From Nathan Kurz <>
Subject [lucy-dev] Dependency injection and customizing a scorer
Date Mon, 09 May 2011 05:34:37 GMT
I'd love to spend a little time discussing how one would actually go
about customizing a scorer.  It's not something I'm actually able to
spend time doing right now, but it seems like a good time to start
discussing how it should work and to get others more involved.

For sake of argument, let's do something arbitrary but simple:
presume I want to modify the OrScorer to multiply the child scores
rather than add them.  Please ignore for now that this probably isn't
actually a good idea.

The straightforward but brutish option would be to make a one
character change in ORScorer_score() in ORMatcher.c[*]:
- score += scores[i];
+ score *= scores[i];
Recompile, and I'm done.  Simple and fast, but requires doing it in C
and would require distribution by patch and pray.

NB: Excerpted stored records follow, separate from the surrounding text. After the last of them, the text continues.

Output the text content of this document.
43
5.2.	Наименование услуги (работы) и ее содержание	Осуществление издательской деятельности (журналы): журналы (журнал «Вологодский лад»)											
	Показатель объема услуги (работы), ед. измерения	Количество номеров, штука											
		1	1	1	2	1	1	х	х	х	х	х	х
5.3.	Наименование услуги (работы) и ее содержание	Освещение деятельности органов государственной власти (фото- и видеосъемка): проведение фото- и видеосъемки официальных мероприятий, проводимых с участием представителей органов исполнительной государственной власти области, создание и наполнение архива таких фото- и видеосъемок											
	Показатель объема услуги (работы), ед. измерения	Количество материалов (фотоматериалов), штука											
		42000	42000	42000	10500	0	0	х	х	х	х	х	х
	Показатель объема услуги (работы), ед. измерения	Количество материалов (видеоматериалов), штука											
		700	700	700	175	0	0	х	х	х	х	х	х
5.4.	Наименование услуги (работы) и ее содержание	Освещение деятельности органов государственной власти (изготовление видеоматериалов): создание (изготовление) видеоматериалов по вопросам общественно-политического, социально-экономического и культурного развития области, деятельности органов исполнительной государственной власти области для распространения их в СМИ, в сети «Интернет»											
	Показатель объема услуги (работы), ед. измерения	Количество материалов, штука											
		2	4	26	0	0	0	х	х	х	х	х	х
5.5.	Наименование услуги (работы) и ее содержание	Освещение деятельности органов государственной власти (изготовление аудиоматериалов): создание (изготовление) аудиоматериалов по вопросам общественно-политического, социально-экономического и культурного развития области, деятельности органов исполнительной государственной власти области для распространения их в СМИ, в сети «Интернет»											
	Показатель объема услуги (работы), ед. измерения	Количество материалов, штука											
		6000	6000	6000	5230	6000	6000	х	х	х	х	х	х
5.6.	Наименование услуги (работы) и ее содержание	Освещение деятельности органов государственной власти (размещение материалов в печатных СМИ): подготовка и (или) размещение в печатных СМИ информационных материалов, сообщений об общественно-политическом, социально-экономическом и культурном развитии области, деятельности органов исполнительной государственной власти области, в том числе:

If instead I wanted to do it in a Host language, it looks like
Clownfish provides this quite directly:  define a host function, and
then use VTable_override to replace the entry in the 'master' vtable
in the registry for ORMATCHER.  Everything else runs in C, and my
function gets called in Perl, Python, or Ruby.   Really cool!

Or maybe this isn't possible yet.  Is it?  And is there an established
stage where I would do fixups like this?  Is there a callback to do
it, or does one stick it in somewhere before the search?  Is the
registry global, or per Searcher?

But let's assume that for some reason I need to store a little extra
data, and thus want to create an entire MyOrScorer object and have it
used instead of OrScorer[**].    It seems like I would have to modify
ORCompiler_make_matcher() in ORQuery.c.[*]  But it seems error prone
to have to rewrite that whole function in some other language.

Since we already have a registry in place, perhaps we could institute
a simple level of Dependency Injection
( that would make
this easier?  Instead of hard coding it, could we add a function entry
in OrQuery.cfh for or_scorer_new() and let it be easily overridden?

Also, presume I want to prototype that MyOrScorer class in the host
language rather than C. How do I create the C callable VTable for this
Host class?  I think all the pieces are there, but I'm not seeing
quite how it happens.

Finally, let's assume I like my prototype, and then write it in C and
compile it as a shared library.  How does this get loaded and linked
in?  What do I need to do to register its VTable?

Thanks!  I apologize for asking lots of questions in a row.  And I
don't mean to imply that these haven't been considered.  At a glance,
it looks like Lucy is very close to being able to answer all of these
in a pretty rock solid way, which implies some good design choices.


[*] It does seem like all the functions I pick are in files of
different names.   I love the simplicity of Prefix == File.
[**] OK, I'm getting off track here, but why is OR capitalized?  I
keep typing it wrong AND needing to fix it.